Tuesday, November 02, 2010

Different Donor Agencies With Different Charters Do Science and Technology Differently

Why do different donor agencies have such different science and technology programs? Because they were chartered to do different things.

USAID, for example, has traditionally had both development assistance and security supporting assistance programs. The development assistance program has been focused on humanitarian assistance in the sense of providing assistance to reduce poverty; in science and technology it has focused on applications to improve the production of food, to deal with health problems and to improve the productivity of the very poor. The security supporting assistance has included greater per country funding and has been more broadly supportive of the objectives of the host country; thus, for example, in Egypt USAID funded relatively large science and technology projects with a broad intent to strengthen the science and technology capacity of that country.

The World Bank Group includes the International Bank for Reconstruction and Development and the International Development Association. The IDA provides concessional aid to the poorest nations; those nations typically have little scientific or technological capacity and the capacity that they have tends to be focused on the technological needs of their populations, who generally are poor so the IDA tends towards less science and technology appropriate to its customer nations. The IBRD on the other hand makes loans to more affluent developing nations which are intended not only to support development but to be paid back in order that the IBRD can repay the people who have bought its bonds; its customers tend to spend more of the GDPs on science and technology and to borrow for a broad variety of S&T purposes and the IBRD tends to be responsive to the borrower demands.
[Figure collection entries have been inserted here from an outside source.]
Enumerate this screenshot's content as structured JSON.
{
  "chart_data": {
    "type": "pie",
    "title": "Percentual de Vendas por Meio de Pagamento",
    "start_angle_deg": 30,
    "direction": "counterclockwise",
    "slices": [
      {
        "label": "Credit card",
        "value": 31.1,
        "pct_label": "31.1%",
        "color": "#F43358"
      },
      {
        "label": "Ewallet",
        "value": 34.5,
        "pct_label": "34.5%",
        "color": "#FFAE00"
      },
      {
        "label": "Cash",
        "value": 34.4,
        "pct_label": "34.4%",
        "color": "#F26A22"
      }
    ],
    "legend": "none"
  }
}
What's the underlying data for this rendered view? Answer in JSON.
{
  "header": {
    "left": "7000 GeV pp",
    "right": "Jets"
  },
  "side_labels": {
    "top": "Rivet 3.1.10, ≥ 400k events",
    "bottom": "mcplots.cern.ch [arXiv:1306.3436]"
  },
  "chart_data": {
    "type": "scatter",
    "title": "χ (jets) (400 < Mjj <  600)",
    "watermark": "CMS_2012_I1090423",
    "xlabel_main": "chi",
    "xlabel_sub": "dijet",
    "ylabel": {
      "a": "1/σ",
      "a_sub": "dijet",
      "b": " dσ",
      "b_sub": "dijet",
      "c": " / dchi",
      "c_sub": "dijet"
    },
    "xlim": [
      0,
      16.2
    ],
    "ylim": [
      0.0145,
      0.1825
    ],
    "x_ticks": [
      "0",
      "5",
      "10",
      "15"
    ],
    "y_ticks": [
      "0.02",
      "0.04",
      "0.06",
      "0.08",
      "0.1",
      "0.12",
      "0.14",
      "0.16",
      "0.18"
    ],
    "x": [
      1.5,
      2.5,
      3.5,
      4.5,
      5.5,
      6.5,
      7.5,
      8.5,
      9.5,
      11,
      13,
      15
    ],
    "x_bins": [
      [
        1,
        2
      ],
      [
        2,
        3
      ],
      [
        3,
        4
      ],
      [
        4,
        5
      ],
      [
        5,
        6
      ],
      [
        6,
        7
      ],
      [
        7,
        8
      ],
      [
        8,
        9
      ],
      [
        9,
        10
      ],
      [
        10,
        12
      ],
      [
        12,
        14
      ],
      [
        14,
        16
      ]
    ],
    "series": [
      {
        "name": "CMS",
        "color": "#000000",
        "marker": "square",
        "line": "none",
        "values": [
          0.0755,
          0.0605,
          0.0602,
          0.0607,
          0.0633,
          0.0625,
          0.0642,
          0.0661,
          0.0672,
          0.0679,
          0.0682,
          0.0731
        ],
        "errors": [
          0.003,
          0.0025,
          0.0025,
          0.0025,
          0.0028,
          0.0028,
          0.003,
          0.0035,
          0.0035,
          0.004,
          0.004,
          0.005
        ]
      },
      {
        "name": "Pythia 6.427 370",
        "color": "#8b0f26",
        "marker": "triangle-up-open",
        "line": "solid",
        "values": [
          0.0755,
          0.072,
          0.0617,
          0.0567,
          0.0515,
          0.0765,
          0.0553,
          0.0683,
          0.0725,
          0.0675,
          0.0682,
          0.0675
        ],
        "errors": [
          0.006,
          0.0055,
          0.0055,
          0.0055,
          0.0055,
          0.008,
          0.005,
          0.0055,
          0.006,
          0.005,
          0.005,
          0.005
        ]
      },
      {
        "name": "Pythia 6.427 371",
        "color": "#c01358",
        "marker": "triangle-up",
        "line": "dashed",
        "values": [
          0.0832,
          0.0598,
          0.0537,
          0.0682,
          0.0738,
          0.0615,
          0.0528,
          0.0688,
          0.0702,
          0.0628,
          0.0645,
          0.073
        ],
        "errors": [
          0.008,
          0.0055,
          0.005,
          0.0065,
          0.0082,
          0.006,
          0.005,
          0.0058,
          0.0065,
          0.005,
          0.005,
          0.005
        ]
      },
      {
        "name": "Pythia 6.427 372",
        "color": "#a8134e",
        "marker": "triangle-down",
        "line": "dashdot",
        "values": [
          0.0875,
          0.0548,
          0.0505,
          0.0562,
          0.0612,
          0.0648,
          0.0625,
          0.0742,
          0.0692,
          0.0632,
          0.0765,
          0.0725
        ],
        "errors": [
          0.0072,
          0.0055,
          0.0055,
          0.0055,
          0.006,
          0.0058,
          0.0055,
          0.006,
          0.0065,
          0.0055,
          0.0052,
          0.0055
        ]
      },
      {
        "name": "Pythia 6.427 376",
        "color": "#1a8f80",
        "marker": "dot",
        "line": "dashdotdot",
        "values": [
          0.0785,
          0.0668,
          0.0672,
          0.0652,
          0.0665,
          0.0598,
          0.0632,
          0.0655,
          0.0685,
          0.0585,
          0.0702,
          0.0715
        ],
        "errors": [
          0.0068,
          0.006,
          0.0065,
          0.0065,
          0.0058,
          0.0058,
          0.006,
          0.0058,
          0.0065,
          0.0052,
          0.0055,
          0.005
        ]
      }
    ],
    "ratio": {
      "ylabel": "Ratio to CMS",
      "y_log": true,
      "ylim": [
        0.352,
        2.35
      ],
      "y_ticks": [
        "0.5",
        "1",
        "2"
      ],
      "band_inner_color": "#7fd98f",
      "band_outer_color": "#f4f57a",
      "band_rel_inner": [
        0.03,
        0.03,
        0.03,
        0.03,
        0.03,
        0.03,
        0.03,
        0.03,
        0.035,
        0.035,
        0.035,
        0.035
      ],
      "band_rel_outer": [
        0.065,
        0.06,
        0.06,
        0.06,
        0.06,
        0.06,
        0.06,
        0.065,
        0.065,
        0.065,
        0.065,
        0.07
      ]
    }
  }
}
UNESCO has a much smaller budget even for its science programs. While the original founding staff of the organization was interested in the transfer of Western science to developing nations, it has come to focus on catalyzing international scientific networks. As one of many decentralized agencies of the United Nations system, UNESCO's scientific program is deliberately complementary to those of other agencies. Thus the Food and Agriculture Organization will lead in science and technology applied to agriculture and food, the World Health Organization will lead in science and technology applied to medicine and health, leaving UNESCO to focus on science and technology related to oceans, water, biodiversity and the basic sciences.